The Kappa Tutorial, v4.1¶

Kappa is a language to write computational models; it is intended for biochemical signaling cascades, but not constrained to that use-case. Currently, there are two main platforms to develop and run Kappa-based models:

Command-line binaries & script files
Browser-based proto-IDE

For the binaries, there are KaSim nightly builds and there is the KaSim source code. Power users will probably want to compile from source code. The procedure to achieve that will be detailled in a second part elsewhere. For developing Kappa scripts, there is a Notepad++ syntax highlighter avaialable at the development home page.

As this is a tutorial, we’ll write a simple Kappa model and do some basic analysis of it. The proto-IDE will suffice for these purposes, so go ahead an open it in your browser of choice.

The Kappa Script¶

Kappa script files customarily have the .ka file extension, e.g.: foo.ka. Each line of code is treated independently, so the order of instructions doesn’t matter (except for variables, who must be declared prior to being used). While KaSim will not complain about the structure of the code, your advisor might: understandable scripts do have a structure. Moreover, they have comments and explanations. In Kappa, there are 2 kinds of comments:

line comments:	start with the pound symbol `#` and end with the end of the line
block comments:	start by `/` and end by `/`, and can span multiple lines

You can split your model into different files, and tell the simulator to read them in order. You can also put everything on the same file. This last usage is the one will be following here.
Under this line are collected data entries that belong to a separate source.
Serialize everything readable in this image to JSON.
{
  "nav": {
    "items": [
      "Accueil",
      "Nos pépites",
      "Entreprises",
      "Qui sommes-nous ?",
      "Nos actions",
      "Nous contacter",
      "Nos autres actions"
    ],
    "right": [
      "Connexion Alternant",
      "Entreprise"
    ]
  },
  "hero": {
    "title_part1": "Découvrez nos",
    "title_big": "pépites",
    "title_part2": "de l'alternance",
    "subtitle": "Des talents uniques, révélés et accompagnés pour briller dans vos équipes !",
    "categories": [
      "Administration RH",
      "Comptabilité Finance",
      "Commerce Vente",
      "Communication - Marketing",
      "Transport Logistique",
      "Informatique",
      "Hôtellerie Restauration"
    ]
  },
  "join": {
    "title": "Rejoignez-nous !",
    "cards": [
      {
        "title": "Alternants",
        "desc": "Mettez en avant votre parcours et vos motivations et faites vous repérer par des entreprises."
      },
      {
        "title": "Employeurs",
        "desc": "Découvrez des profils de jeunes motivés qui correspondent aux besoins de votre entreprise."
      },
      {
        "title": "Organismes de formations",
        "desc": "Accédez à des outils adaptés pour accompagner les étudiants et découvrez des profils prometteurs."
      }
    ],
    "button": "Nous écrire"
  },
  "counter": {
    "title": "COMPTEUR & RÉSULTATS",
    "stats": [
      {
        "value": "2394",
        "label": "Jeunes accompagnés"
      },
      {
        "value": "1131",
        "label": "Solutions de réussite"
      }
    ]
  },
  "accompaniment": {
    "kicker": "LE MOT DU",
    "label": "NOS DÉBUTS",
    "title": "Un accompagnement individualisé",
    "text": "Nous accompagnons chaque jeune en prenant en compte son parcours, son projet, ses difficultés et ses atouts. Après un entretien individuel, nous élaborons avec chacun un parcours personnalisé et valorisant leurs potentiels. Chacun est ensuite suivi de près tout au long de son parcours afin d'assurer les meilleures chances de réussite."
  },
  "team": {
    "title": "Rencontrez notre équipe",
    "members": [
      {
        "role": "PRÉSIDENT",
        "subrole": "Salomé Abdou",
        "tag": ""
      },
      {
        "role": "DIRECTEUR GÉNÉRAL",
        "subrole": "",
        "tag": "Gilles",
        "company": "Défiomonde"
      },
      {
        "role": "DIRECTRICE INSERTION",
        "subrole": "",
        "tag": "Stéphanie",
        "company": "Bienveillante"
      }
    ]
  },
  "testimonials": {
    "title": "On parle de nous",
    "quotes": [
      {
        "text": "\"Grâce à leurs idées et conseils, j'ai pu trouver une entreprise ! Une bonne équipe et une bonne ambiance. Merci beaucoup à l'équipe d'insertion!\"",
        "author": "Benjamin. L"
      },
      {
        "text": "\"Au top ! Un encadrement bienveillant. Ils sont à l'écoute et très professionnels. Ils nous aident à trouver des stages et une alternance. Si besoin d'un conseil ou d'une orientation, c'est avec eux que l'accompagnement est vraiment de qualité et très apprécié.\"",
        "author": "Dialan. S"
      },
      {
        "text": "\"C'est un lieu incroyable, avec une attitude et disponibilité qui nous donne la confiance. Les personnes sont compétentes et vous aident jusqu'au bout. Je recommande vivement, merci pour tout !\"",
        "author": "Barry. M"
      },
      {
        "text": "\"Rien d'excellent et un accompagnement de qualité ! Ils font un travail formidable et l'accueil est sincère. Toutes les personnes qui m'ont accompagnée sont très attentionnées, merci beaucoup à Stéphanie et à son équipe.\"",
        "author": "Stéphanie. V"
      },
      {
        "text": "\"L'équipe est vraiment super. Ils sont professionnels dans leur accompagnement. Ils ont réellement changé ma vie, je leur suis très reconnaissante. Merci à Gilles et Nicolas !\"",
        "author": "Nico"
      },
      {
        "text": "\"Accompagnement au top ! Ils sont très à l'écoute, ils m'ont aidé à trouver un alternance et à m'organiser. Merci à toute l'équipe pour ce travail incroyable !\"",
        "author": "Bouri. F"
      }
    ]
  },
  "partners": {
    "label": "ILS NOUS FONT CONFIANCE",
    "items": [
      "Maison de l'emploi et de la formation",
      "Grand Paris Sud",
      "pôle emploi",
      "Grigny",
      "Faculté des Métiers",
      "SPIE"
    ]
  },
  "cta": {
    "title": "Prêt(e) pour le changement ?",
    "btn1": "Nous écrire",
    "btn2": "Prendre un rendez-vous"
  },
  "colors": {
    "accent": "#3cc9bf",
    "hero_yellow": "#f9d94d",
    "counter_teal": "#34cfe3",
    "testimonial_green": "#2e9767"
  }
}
Roughly speaking, a Kappa script has the following sections:

Agent Signatures:
	These define the agents and tokens in our model. An agent (e.g. a protein) has sites it uses to bind and/or to signal it’s state (e.g. site `Y3` in state `phosphorylated`).
Variables:	These are symbols that represent a value used during the simulation, e.g. the binding rates, the volume, some complicated algebraic expression.
Rules:	These are the interactions between agents. Due to the nature of the rules, there are effectively 4 operations in Kappa: change site’s bond state (i.e. bind or unbind), change site’s state (e.g. phosphorylate it, methylate it, ubiquitinate it), degrade an agent or set of agents, and create an agent or set of agents. These operations can be combined into a single rule, or split into multiple rules, depending on the behavior we want to simulate.
Observables:	These define the entities for which the simulator will output time-course abundances. If we define no observables, the simulator will not ouput any abundance.
Perturbations:	These modify the simulation, e.g. we add X amount of an agent, alter the rate of a rule, change the state of all `Y17` sites of agent `Smith()` to some state `gone`.

Agent signature¶

Files customarily begin with the agent signatures, i.e. how we define our agents and their sites of interaction. To define an agent, we use the %agent: keyword, followed by the agent’s name, and the agent’s sites (between parenthesis). The syntax is:

%agent: [agent name]([agent's sites])

For example, let’s define an agent named Protein1 that has two sites called bindingSiteForProtein2 and bindingSiteForProtein3, and a site called Serine12, which can be in state Unmodified, Phosphorylated, or Mutated, with Unmodified being the default state. The agent would be defined as:

%agent: Protein1(bindingSiteForProtein2,bindingSiteForProtein3, Serine12~Unmodified~Phosphorylated~Mutated)

Or more succinctly as:

%agent: P1(P2, P3, S12~u~p~m)

Note

Single letter codes quickly become opaque: if U is for unmodified, what’s for ubiquitinated? If P is for phosphorylated, what’s for palmitoylated? If M is for mutated, what’s for methylated, di-methylated, or tri-methylated? Moreover, the English alphabet contains 26 letters, but biochemistry knows of at least 27 post-translational modifications. I therefore recommend using at least two letters for state (e.g. ub, ph, py, 1m, 2m, 3m, xx).

Let’s stick with:

%agent: Prot1(P2, P3,S12~un~ph~xx)

In fact, let’s define two more agents similar to Prot1, which we’ll call Prot2 and Prot3. The sites of Prot2 will be called P1 and P3, while Prot3’s are P1 and P2. And while we’re at it, let’s add a text pod in our script to mark where we’re at. So far in our script, we should have:

############################################################
# Here are my agent signatures
############################################################
%agent: Prot1(P2, P3, S12~un~ph~xx)
%agent: Prot2(P1, P3, S12~un~ph~xx)
%agent: Prot3(P1, P2, S12~un~ph~xx)

Now, it’s time to write how these guys play together.

Rules¶

Here we will write the rules that dictate how can our agents interact. An irreversible rule’s syntax is:

'[rule name]' [left-hand side] -> [right-hand side] @ [forward rates]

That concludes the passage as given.